Yesterday was Ryanair's AGM, which I attended on behalf of the ITF. The two major stories ahead of the meeting - sizeable investor unrest focused on the board, and labour relations - have merged into one, with a particular focus on chairman David Bonderman.
On the governance point, investors and some analysts have drawn a link between the lack of independence and challenge on the board and the ability to deal with significant problems in the business effectively. On the labour side, the ITF, ETF and various unions have come to the conclusion that the haphazard nature of negotiations with the company signal a problem with its management and leadership. As such, heading into the AGM the ITF, ETF and others were calling for governance reforms, whilst investors like Aberdeen Standard, Royal London and the Local Authority Pension Fund Forum (LAPFF) raised concerns about labour practices.

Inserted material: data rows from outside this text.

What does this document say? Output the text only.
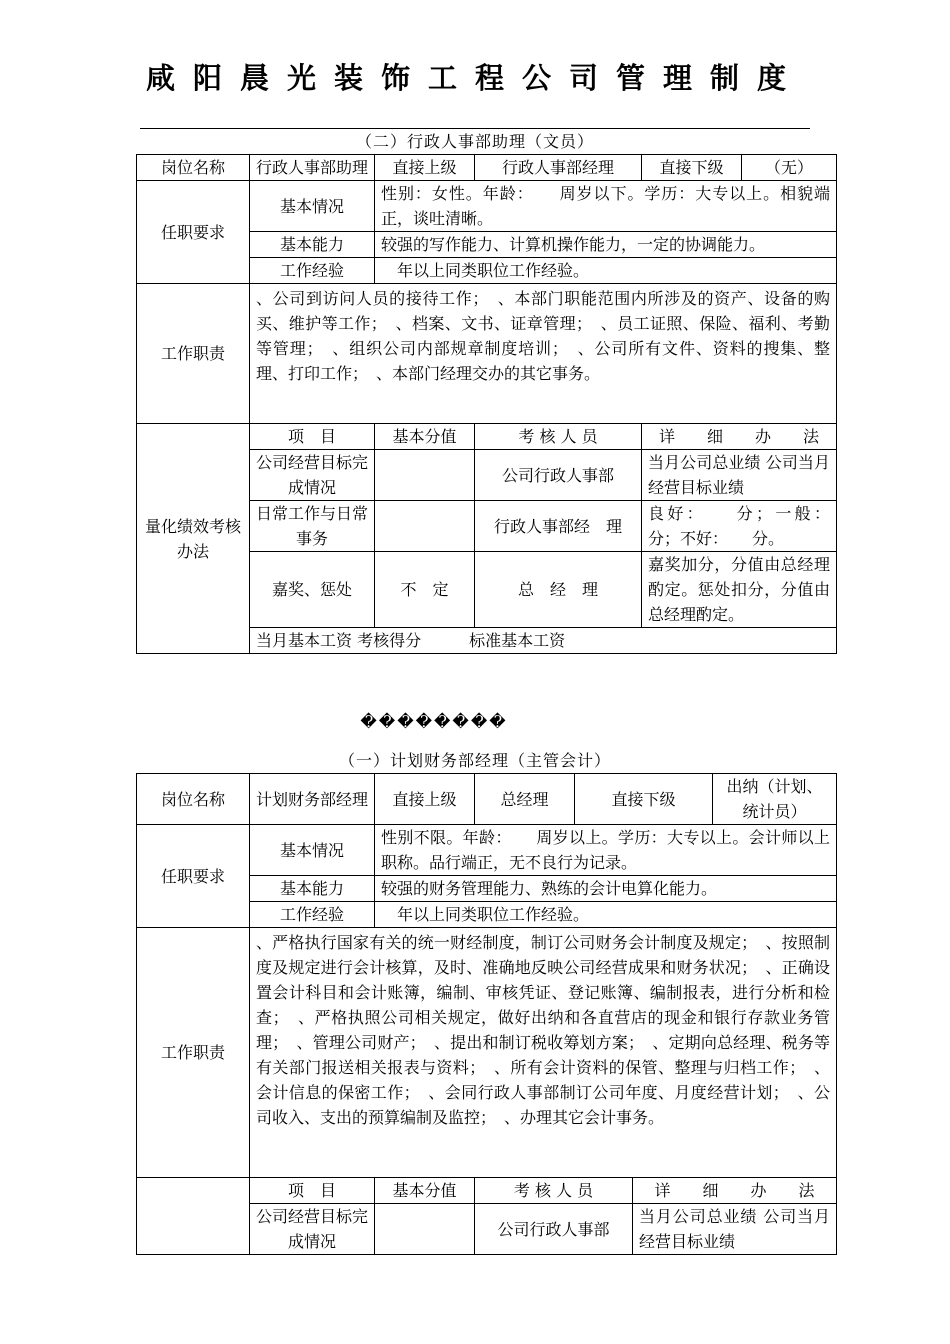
咸阳晨光装饰工程公司管理制度
（二）行政人事部助理（文员）
岗位名称	行政人事部助理	直接上级	行政人事部经理	直接下级	（无）
任职要求	基本情况	性别：女性。年龄：　　周岁以下。学历：大专以上。相貌端正，谈吐清晰。			
	基本能力	较强的写作能力、计算机操作能力，一定的协调能力。			
	工作经验	　年以上同类职位工作经验。			
工作职责	、公司到访问人员的接待工作；　、本部门职能范围内所涉及的资产、设备的购买、维护等工作；　、档案、文书、证章管理；　、员工证照、保险、福利、考勤等管理；　、组织公司内部规章制度培训；　、公司所有文件、资料的搜集、整理、打印工作；　、本部门经理交办的其它事务。				
量化绩效考核办法	项　目	基本分值	考 核 人 员	详　　细　　办　　法	
	公司经营目标完成情况		公司行政人事部	当月公司总业绩 公司当月经营目标业绩	
	日常工作与日常事务		行政人事部经　理	良好：　　分；一般：分；不好：　　分。	
	嘉奖、惩处	不　定	总　经　理	嘉奖加分，分值由总经理酌定。惩处扣分，分值由总经理酌定。	
	当月基本工资 考核得分　　　标准基本工资				
��������
（一）计划财务部经理（主管会计）
岗位名称	计划财务部经理	直接上级	总经理	直接下级		出纳（计划、统计员）
任职要求	基本情况	性别不限。年龄：　　周岁以上。学历：大专以上。会计师以上职称。品行端正，无不良行为记录。				
	基本能力	较强的财务管理能力、熟练的会计电算化能力。				
	工作经验	　年以上同类职位工作经验。				
工作职责	、严格执行国家有关的统一财经制度，制订公司财务会计制度及规定；　、按照制度及规定进行会计核算，及时、准确地反映公司经营成果和财务状况；　、正确设置会计科目和会计账簿，编制、审核凭证、登记账簿、编制报表，进行分析和检查；　、严格执照公司相关规定，做好出纳和各直营店的现金和银行存款业务管理；　、管理公司财产；　、提出和制订税收筹划方案；　、定期向总经理、税务等有关部门报送相关报表与资料；　、所有会计资料的保管、整理与归档工作；　、会计信息的保密工作；　、会同行政人事部制订公司年度、月度经营计划；　、公司收入、支出的预算编制及监控；　、办理其它会计事务。					
	项　目	基本分值	考 核 人 员		详　　细　　办　　法	
	公司经营目标完成情况		公司行政人事部		当月公司总业绩 公司当月经营目标业绩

As such the AGM was really dominated by discussions of both, with Michael O' Leary speeding much of his time talking about union negotiations, in between defending his chairman (yes, a chief executive defending his chairman, not the other way round).
O' Leary largely struck a conciliatory tone, saying the company was working with unions and hoped to have deals done in most markets by Xmas (which I think a number of unions would find a tad optimistic). He also said that the company was very happy to move to local contracts - rather than employing everyone outside the UK on Irish contracts - which is a rather significant shift from his comments after the ECJ ruling last September.
There were a couple of institutional shareholders there - LAPFF and Aberdeen Standard. The former recommended its members vote against the chair, whilst the latter voted for all directors, but on the understanding that it would vote against the chair and the SID at the next AGM if there had been no board refreshment (as in new directors, not a round of drinks for directors).
LAPFF asked a question about EU261 claims in respect of flights cancelled by strikes. It appears that Ryanair expects to go to court in the UK over this, because it doesn't agree with the CAA. It's worth keeping an eye on given the potential amounts involved.
As for Bonderman, he survived the vote today but must be on his way out. At the AGM the company only showed the % votes for - Bonderman only got 70.5%, and Kyran McLaughlin did even worse with 66.8%. But if you add in abstentions, and strip out Bonderman and O'Leary's own holdings, then the chair only got the support of 65% of non-insider shareholders. Plus we know that some of the investors voting for him have said they want change.
To put that result in context, the average vote in favour of a a director of an Irish company is 97.3% according to Proxy Insight, and the next least popular chair of an ISEQ20 company is Martin Keane at Glanbia - the most shorted stock on the Irish exchange based on public disclosures. Keane saw total oppose + abstentions of 24% at the Glanbia AGM. I can't see how a future vote on Bonderman as chair would not see even greater opposition.
I would be very surprised if there is not a new chairman by the time of the next AGM.